During the debate on health care reform, a familiar theme of the opponents was that it would increase taxes on small businesses.
Of course, that was just fear mongering in an attempt to protect the insurance industry because there are no tax increases on small businesses in the new healthcare law.
There will be a small increase in Medicare rates for individuals making over $200,000 or joint filers making over $250,000. Only approximately 2% of those reporting income from small business ownership will pay more into Medicare.
But most of these folks are not your typical small business owners. Many will be high-income professionals like attorneys and physicians while others will be passive owners in LLCs. The vast majority of small business owners won’t be impacted.
Now this same scare tactic is being used to push Congress not to let the Bush tax cuts of 2001 and 2003 for the wealthiest Americans expire on schedule. President Obama is proposing to allow these tax cuts to end to help address everyone’s concern about the increasing deficit.
So how many small business owners actually are in the top 2% of earners who would see their personal income taxes increase if the tax cuts end? Apparently not that many and that’s according to the National Federation of Independent Business (NFIB), which is an opponent of ending the tax cuts for the top income brackets.
When pressed by Washington Post reporters to defend their opposition to allowing the tax cut on the wealthy to expire, Bill Rys of the NFIB, acknowledged that only a fraction of small business owners would be affected but that these were the owners of the largest small businesses—“the ones that are most likely to be hiring.”
What elitist garbage!
The NFIB wants us to believe that there is a direct correlation between the personal wealth of the small business owner and the number of employees their small business hires. There are no statistics to prove this theory only well-paid mouthpieces spouting lines fed to them by their big business allies.

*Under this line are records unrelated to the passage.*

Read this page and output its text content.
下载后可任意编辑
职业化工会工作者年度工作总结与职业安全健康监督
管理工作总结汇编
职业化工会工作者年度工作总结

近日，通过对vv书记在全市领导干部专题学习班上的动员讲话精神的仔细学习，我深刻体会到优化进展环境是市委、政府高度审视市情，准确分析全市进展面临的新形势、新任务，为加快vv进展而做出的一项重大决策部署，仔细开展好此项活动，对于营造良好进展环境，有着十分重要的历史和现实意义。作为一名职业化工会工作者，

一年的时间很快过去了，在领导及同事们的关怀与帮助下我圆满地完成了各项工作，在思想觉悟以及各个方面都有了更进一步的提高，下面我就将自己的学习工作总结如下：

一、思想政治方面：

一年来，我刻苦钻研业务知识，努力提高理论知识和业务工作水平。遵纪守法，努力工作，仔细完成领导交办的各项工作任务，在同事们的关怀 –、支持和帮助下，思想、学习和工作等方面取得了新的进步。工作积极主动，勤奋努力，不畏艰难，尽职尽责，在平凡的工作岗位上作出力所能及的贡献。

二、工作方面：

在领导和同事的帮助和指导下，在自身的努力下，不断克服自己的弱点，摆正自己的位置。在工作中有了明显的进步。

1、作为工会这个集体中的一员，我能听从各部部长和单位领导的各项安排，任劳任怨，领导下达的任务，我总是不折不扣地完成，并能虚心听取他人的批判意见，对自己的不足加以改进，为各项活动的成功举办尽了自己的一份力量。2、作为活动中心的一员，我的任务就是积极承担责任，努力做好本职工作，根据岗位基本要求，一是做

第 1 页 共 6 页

The vast, vast majority of small business owners aren’t making anywhere near $200,000 from their business.
Walk down any main street and ask that income question.
The laughter you hear will tell you the answer.
Yet these same small business owners employ the vast majority of workers in small businesses. There are over 4 million small businesses with 2 to 24 employees alone.
If each of them hired just one new employee in a revived economy, the number of unemployed due to the recession would be cut in half. The 2.5% of small business owners in the affected upper income brackets can’t match this hiring potential with such relatively little effort.
Now, I’m not thrilled with the idea of raising taxes, but I’m a big fan of how President Bill Clinton balanced the budget by increasing some taxes on the wealthiest among us and decreasing federal expenditures.
Who wouldn’t trade the resulting 90s booming economy with the one we have today?
Small business has nothing to fear from allowing the tax cuts on the top income brackets to end and Congress shouldn’t listen to elitist garbage.